As a senior Comm Arts major, I find it unacceptable that it’s mid-October and the radio or television stations are unusable.

In the recent Editorial Board meeting with Sr. Anne, I asked her about the unfinished facilities. She said the delays were the result of a damaged antenna and other equipment setbacks. Peter Kilcullen, associate vice president for marketing and communications who sat in on the meeting, explained that these sort of delays happen all the time in the “professional world,” and compared the situation to housing projects being delayed by subcontractors.

There was a delay in equipment and the antenna, but the primary reason the studios are not yet finished is that there was also a delay in the building being finished on time by the general contractor.

According to Dr. Michael Mirabito, Communication Arts department chair, and Ernie Mengoni, coordinator of broadcast operations, the unfinished building delayed the radio and television station subcontractor, The Lerro Corporation. Because the building was not ready for Lerro on Aug. 1, when the company was scheduled to begin work at Marywood, they had to work on other contracted jobs and delay our facilities.

The delays in construction are alarming for both students and faculty within the Communication Arts department. Without access to our radio and our television stations, practicum hours, the in-house field experience hours students must complete in order to graduate, had to be reduced from a required 45 hours to 25 hours. Translation: We’re getting half “class time” when we’re paying for full class time.

In addition, certain courses, such as Video Production I, are supposed to teach students how to work in the control room of the television station. Since the television studio still isn’t finished, the entire course has had to be reworked to make up for the lack of studio space. Instead, students are learning how to shoot video in-field, which is still a valuable skill to have, but the foundation from in-studio work is essential to their first-year education.

The biggest setback is for seniors, who will now only have this space for one semester. This goes beyond a broken promise; this is compromising the final leg of our education. As seniors, we must produce a capstone project in our final year at Marywood, similar to that of other majors. Any student who wished to use the studio as a filming space for their capstone is now two months behind schedule, and he or she may even have to go back to the drawing board on a project they’ve been planning for almost a year, or potentially, their entire time at Marywood.

The first open house for Marywood is also coming up on Oct. 24, and we have two unfinished studios. What will our department have to show prospective students?

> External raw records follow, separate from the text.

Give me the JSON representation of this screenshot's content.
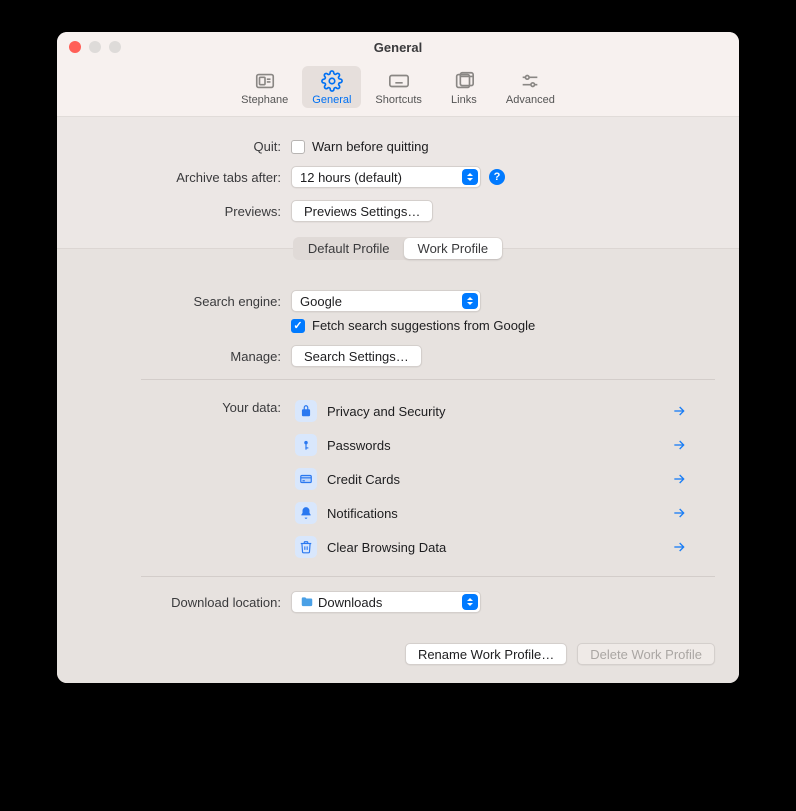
{
  "window": {
    "title": "General"
  },
  "toolbar": [
    {
      "id": "stephane",
      "label": "Stephane"
    },
    {
      "id": "general",
      "label": "General"
    },
    {
      "id": "shortcuts",
      "label": "Shortcuts"
    },
    {
      "id": "links",
      "label": "Links"
    },
    {
      "id": "advanced",
      "label": "Advanced"
    }
  ],
  "quit": {
    "label": "Quit:",
    "checkbox_label": "Warn before quitting",
    "checked": false
  },
  "archive": {
    "label": "Archive tabs after:",
    "value": "12 hours (default)"
  },
  "previews": {
    "label": "Previews:",
    "button": "Previews Settings…"
  },
  "profile_tabs": {
    "items": [
      "Default Profile",
      "Work Profile"
    ],
    "active": 1
  },
  "search": {
    "label": "Search engine:",
    "value": "Google",
    "suggest_label": "Fetch search suggestions from Google",
    "suggest_checked": true
  },
  "manage": {
    "label": "Manage:",
    "button": "Search Settings…"
  },
  "data_section": {
    "label": "Your data:",
    "items": [
      {
        "id": "privacy",
        "label": "Privacy and Security"
      },
      {
        "id": "passwords",
        "label": "Passwords"
      },
      {
        "id": "cards",
        "label": "Credit Cards"
      },
      {
        "id": "notif",
        "label": "Notifications"
      },
      {
        "id": "clear",
        "label": "Clear Browsing Data"
      }
    ]
  },
  "download": {
    "label": "Download location:",
    "value": "Downloads"
  },
  "footer": {
    "rename": "Rename Work Profile…",
    "delete": "Delete Work Profile"
  }
}
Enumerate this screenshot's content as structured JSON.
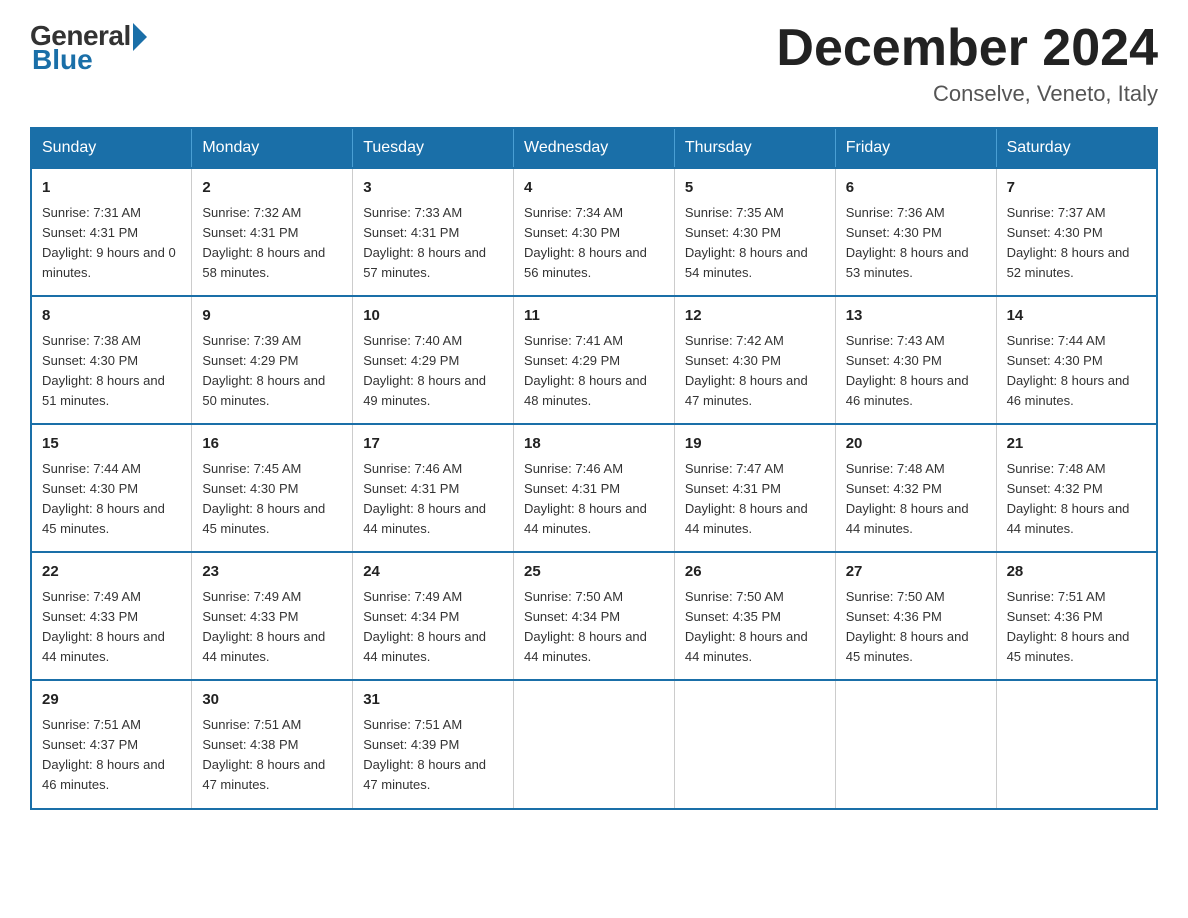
{
  "logo": {
    "general": "General",
    "blue": "Blue"
  },
  "header": {
    "month": "December 2024",
    "location": "Conselve, Veneto, Italy"
  },
  "weekdays": [
    "Sunday",
    "Monday",
    "Tuesday",
    "Wednesday",
    "Thursday",
    "Friday",
    "Saturday"
  ],
  "weeks": [
    [
      {
        "day": "1",
        "sunrise": "7:31 AM",
        "sunset": "4:31 PM",
        "daylight": "9 hours and 0 minutes."
      },
      {
        "day": "2",
        "sunrise": "7:32 AM",
        "sunset": "4:31 PM",
        "daylight": "8 hours and 58 minutes."
      },
      {
        "day": "3",
        "sunrise": "7:33 AM",
        "sunset": "4:31 PM",
        "daylight": "8 hours and 57 minutes."
      },
      {
        "day": "4",
        "sunrise": "7:34 AM",
        "sunset": "4:30 PM",
        "daylight": "8 hours and 56 minutes."
      },
      {
        "day": "5",
        "sunrise": "7:35 AM",
        "sunset": "4:30 PM",
        "daylight": "8 hours and 54 minutes."
      },
      {
        "day": "6",
        "sunrise": "7:36 AM",
        "sunset": "4:30 PM",
        "daylight": "8 hours and 53 minutes."
      },
      {
        "day": "7",
        "sunrise": "7:37 AM",
        "sunset": "4:30 PM",
        "daylight": "8 hours and 52 minutes."
      }
    ],
    [
      {
        "day": "8",
        "sunrise": "7:38 AM",
        "sunset": "4:30 PM",
        "daylight": "8 hours and 51 minutes."
      },
      {
        "day": "9",
        "sunrise": "7:39 AM",
        "sunset": "4:29 PM",
        "daylight": "8 hours and 50 minutes."
      },
      {
        "day": "10",
        "sunrise": "7:40 AM",
        "sunset": "4:29 PM",
        "daylight": "8 hours and 49 minutes."
      },
      {
        "day": "11",
        "sunrise": "7:41 AM",
        "sunset": "4:29 PM",
        "daylight": "8 hours and 48 minutes."
      },
      {
        "day": "12",
        "sunrise": "7:42 AM",
        "sunset": "4:30 PM",
        "daylight": "8 hours and 47 minutes."
      },
      {
        "day": "13",
        "sunrise": "7:43 AM",
        "sunset": "4:30 PM",
        "daylight": "8 hours and 46 minutes."
      },
      {
        "day": "14",
        "sunrise": "7:44 AM",
        "sunset": "4:30 PM",
        "daylight": "8 hours and 46 minutes."
      }
    ],
    [
      {
        "day": "15",
        "sunrise": "7:44 AM",
        "sunset": "4:30 PM",
        "daylight": "8 hours and 45 minutes."
      },
      {
        "day": "16",
        "sunrise": "7:45 AM",
        "sunset": "4:30 PM",
        "daylight": "8 hours and 45 minutes."
      },
      {
        "day": "17",
        "sunrise": "7:46 AM",
        "sunset": "4:31 PM",
        "daylight": "8 hours and 44 minutes."
      },
      {
        "day": "18",
        "sunrise": "7:46 AM",
        "sunset": "4:31 PM",
        "daylight": "8 hours and 44 minutes."
      },
      {
        "day": "19",
        "sunrise": "7:47 AM",
        "sunset": "4:31 PM",
        "daylight": "8 hours and 44 minutes."
      },
      {
        "day": "20",
        "sunrise": "7:48 AM",
        "sunset": "4:32 PM",
        "daylight": "8 hours and 44 minutes."
      },
      {
        "day": "21",
        "sunrise": "7:48 AM",
        "sunset": "4:32 PM",
        "daylight": "8 hours and 44 minutes."
      }
    ],
    [
      {
        "day": "22",
        "sunrise": "7:49 AM",
        "sunset": "4:33 PM",
        "daylight": "8 hours and 44 minutes."
      },
      {
        "day": "23",
        "sunrise": "7:49 AM",
        "sunset": "4:33 PM",
        "daylight": "8 hours and 44 minutes."
      },
      {
        "day": "24",
        "sunrise": "7:49 AM",
        "sunset": "4:34 PM",
        "daylight": "8 hours and 44 minutes."
      },
      {
        "day": "25",
        "sunrise": "7:50 AM",
        "sunset": "4:34 PM",
        "daylight": "8 hours and 44 minutes."
      },
      {
        "day": "26",
        "sunrise": "7:50 AM",
        "sunset": "4:35 PM",
        "daylight": "8 hours and 44 minutes."
      },
      {
        "day": "27",
        "sunrise": "7:50 AM",
        "sunset": "4:36 PM",
        "daylight": "8 hours and 45 minutes."
      },
      {
        "day": "28",
        "sunrise": "7:51 AM",
        "sunset": "4:36 PM",
        "daylight": "8 hours and 45 minutes."
      }
    ],
    [
      {
        "day": "29",
        "sunrise": "7:51 AM",
        "sunset": "4:37 PM",
        "daylight": "8 hours and 46 minutes."
      },
      {
        "day": "30",
        "sunrise": "7:51 AM",
        "sunset": "4:38 PM",
        "daylight": "8 hours and 47 minutes."
      },
      {
        "day": "31",
        "sunrise": "7:51 AM",
        "sunset": "4:39 PM",
        "daylight": "8 hours and 47 minutes."
      },
      null,
      null,
      null,
      null
    ]
  ]
}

When we got the news of the new facility, we were understandably excited for this upgrade. This is not to suggest we aren’t still excited. We are. There is no doubt that when the facilities are completed, they are going to be professional and state of the art, something lacking in our old facilities in the old Learning Resources Center.

But midterms have come and gone, and while everyone else is using the Learning Commons for their work, Comm Arts students still can’t.

It’s about time our administration stops making promises they can’t keep.